Three remarks need to be made in this regard:

  • A tax regime will be considered “markedly more advantageous” once the tax rate is lower than 15%.
  • All income is targeted. As a consequence, the qualification of “legal construction” might change between different tax periods.
  • The tax will be due on income received and distributed by the legal construction.

However, legal structures established in a Member State of the EEA will be excluded from the qualification of “legal construction”. The following will also be excluded: listed companies, pension funds, management funds of worker’s participation and UCITS. Furthermore, a Royal Decree will set out which legal constructions will irrefutably be presumed to not be subject to income tax or subject to a markedly more advantageous regime.

Nevertheless, it will be possible for the taxpayer to avoid the Cayman Tax.
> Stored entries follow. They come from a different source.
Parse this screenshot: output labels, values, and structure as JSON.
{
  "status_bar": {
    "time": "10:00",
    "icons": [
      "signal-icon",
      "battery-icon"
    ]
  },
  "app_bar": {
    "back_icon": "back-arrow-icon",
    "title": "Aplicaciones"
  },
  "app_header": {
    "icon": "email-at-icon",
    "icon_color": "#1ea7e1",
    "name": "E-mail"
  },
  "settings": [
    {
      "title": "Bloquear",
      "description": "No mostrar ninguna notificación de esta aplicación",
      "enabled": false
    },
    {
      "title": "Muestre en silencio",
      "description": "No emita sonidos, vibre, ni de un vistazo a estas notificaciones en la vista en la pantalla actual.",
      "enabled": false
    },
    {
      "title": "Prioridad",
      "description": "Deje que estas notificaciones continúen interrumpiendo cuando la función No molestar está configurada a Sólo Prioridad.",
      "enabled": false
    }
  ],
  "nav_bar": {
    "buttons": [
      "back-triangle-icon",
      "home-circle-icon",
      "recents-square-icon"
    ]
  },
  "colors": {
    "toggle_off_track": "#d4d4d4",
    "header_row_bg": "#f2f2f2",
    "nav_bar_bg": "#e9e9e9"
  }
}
Indeed, the founder will be able to demonstrate that the legal construction is subject to sufficient taxation, i.e. 15% (this proof will have to be renewed each year). To do so, the explanatory statement provides that the taxpayer will first have to determine whether the legal construction would have been subject to corporate income tax or income tax on legal entities if the legal construction was a Belgian resident. After that, the tax base will have to be determined according to Belgian law. In that regard, when it comes to corporate income tax, deductible business expenses, DTI’s deduction, patent income deduction, deferred losses, etc. will have to be taken into account. Finally, the ratio between the tax effectively due and the tax base under Belgian rules will have to be calculated. If the ratio exceeds 15%, the “Cayman Tax” will not apply.

Therefore, even though we are only at the draft stage, the main guidelines are already fixed and it is reasonable to assume that this new tax will, as in the Netherlands, lead to massive dismantling of private wealth structures.